Reading in my soon-to-be-discontinued FT subscription, Lucy Kellaway this morning offered bold and brilliant advice to managers around the world:
My appraisal of job appraisals: get rid of themAfter citing all the problems, she goes on to quote Samuel Culbert of UCLA’s Anderson School, who advocated abolishing all evaluations. Apparently Culbert was on the radio last week, promoting the paperback edition of his book Beyond Bullsh*t. His alternative: a regular 1-on-1 relationship talk in which both parties talk about what’s working and what’s not.
Lucy Kellwaway On Work
Last week an e-mail went round the office touting for suggestions on ways to improve our performance appraisal system. My suggestion is dead easy and dirt cheap: get rid of the whole thing and replace it with nothing at all.

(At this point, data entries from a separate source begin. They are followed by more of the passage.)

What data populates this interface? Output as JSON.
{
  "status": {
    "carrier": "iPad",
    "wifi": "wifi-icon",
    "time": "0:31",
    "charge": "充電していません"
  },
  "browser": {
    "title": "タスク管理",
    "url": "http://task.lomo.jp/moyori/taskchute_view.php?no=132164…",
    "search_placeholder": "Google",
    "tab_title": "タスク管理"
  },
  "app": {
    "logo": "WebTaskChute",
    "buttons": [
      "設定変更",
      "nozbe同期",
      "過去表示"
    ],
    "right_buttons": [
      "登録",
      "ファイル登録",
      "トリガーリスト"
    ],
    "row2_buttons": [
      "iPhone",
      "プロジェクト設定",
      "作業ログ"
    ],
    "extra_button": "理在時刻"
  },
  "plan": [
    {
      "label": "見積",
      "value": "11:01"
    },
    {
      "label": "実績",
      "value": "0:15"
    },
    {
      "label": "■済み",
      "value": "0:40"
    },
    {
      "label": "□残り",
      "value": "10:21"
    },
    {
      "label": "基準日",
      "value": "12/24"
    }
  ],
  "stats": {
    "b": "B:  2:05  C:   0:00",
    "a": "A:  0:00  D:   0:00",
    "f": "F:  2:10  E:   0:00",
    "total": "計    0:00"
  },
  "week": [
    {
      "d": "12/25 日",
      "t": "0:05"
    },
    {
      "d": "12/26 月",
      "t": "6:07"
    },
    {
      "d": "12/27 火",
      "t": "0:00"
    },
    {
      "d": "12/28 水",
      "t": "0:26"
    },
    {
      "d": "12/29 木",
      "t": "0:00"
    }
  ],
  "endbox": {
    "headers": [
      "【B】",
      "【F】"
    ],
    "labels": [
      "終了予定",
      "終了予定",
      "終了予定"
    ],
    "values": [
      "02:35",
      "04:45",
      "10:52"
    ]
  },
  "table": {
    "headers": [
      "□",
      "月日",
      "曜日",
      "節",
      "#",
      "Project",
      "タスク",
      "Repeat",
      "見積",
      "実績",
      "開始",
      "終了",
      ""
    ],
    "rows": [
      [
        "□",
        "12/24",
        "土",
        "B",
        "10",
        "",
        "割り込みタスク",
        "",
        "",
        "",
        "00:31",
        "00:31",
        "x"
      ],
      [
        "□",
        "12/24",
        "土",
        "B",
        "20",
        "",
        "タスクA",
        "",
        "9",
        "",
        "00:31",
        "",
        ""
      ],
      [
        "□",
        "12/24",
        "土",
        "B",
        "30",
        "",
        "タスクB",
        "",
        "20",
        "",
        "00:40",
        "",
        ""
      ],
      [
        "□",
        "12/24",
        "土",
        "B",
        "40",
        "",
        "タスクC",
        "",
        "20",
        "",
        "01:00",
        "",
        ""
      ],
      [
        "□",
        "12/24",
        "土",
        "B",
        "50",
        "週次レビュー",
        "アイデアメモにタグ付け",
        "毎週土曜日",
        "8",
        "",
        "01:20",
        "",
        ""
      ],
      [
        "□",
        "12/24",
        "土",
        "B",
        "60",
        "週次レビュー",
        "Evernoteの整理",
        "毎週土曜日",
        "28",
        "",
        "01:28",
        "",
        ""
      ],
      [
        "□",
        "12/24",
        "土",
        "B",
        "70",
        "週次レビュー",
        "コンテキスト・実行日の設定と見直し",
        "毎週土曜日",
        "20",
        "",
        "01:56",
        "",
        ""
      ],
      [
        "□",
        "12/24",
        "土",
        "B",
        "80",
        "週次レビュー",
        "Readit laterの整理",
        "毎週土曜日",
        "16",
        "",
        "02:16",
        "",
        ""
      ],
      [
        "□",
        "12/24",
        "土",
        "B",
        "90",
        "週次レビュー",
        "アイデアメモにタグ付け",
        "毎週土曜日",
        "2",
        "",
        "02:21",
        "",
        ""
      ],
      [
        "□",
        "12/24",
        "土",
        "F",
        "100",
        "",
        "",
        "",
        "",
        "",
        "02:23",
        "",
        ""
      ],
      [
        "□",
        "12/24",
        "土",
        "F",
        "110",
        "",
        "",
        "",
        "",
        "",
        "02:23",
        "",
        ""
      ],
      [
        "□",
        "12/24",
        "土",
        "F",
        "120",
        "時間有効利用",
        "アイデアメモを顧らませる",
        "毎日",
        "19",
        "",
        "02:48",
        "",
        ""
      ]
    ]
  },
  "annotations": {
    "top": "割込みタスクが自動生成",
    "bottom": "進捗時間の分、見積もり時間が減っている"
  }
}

Over the past 30 years, I have been appraised three dozen times – as banker, journalist and non-executive director. ….
But never have I learnt anything about myself as a result. I have never set any target that I subsequently hit. … The norm is a harrowing hour’s conversation during which you are forced to swallow an indigestible mix of praise and criticism referring to long-ago events, which leaves you demotivated and confused on the most basic question: am I doing a good job?
It sounded like a great argument. In fact, from my experience as a manager and an entrepreneur, I loved the argument when he made it in the Wall Street Journal two years ago. The arguments also resonate with Bob Sutton of Stanford, who’s blogged about the topic in May and February of this year.
(Here I am only talking about appraisals in private firms. In institutions such as universities some sort of formal periodic appraisal is clearly essential to assure accountability and fairness prior to granting lifetime employment.)
However much I agree with Lucy, Sam and Bob, it seems like tilting at windmills to hope that performance appraisals will ever go away. The reasons are numerous: institutional isomorphism, bureaucratic inertia, HR norms or just the usual fear of litigation. Still, some entrepreneurial companies (as Sutton hints) may be able to find a way to tweak or supplant the obviously flawed system with a real mechanism for providing feedback, motivation and accountability for the average worker.